Withdrawal target: CIL has lowered its withdrawal target for fiscal year 22 to 660 mnte, depending on factors such as electricity demand, disruptions related to covid, import substitution, etc.
YTDFY22, CIL exceeded last year’s levy by 36mnte. Thus, if CIL ends H1FY22 with sample volumes greater than 45 to 50 minutes year-on-year, 660 minutes will be achievable. The reduction in the workforce during fiscal year 22E is targeted from 13,000 to 14,000 years. If it had not been for wage negotiations, the reduction would have reduced the wage cost by 3% year-on-year. Even an increase of 5 to 7% in salaries may have an impact on salary expenditure of only 2 to 3% on expenditure for fiscal year 21. Tips increased by Rs 10 billion in Q4FY21, which has resulted in a 14% increase in salary costs.
Price increase: CIL is considering a price increase and will make a decision shortly. Valuation Methodology and Risks: We maintain the buy rating and target price of Rs 234 on CIL with drawdown estimates of 630mnte / 660mnte for FY22E / FY23E. We evaluate CIL on the basis of DCF with a maximum output of 850mnte FY29E onwards.
The stock is currently trading at 5.1x P / E and 2.7x EV / EBITDA on a FY23E basis with 39% RoE.
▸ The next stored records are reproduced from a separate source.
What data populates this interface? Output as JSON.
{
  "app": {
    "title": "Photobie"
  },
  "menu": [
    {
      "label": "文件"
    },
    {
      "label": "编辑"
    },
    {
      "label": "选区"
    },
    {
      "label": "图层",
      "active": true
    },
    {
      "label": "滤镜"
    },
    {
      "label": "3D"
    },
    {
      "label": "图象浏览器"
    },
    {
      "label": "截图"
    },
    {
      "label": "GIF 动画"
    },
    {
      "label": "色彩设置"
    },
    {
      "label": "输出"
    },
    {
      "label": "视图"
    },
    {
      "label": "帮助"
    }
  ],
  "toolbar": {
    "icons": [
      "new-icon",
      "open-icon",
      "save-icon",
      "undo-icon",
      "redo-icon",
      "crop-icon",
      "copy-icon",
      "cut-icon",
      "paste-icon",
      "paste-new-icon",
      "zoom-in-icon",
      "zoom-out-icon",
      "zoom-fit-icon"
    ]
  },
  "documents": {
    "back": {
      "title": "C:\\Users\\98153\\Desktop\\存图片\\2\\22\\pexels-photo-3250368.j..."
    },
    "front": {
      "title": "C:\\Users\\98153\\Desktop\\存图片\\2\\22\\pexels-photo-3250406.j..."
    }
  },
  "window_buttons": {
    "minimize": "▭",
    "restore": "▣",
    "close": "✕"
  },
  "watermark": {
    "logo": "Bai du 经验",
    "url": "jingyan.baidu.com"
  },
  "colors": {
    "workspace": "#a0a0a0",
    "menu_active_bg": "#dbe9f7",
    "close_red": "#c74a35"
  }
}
Capex: Negligible expenditure in diversification projects. There will be capital expenditure on the 100 MW GUVNL solar project, on a 70:30 D: E basis, where the total equity requirement will be Rs5bn in case CIL gains 100-300 MW more in the during the year. Land acquisition, R&R, FMC projects for coal removal and railway lines and branch lines will account for the bulk of the capital expenditure.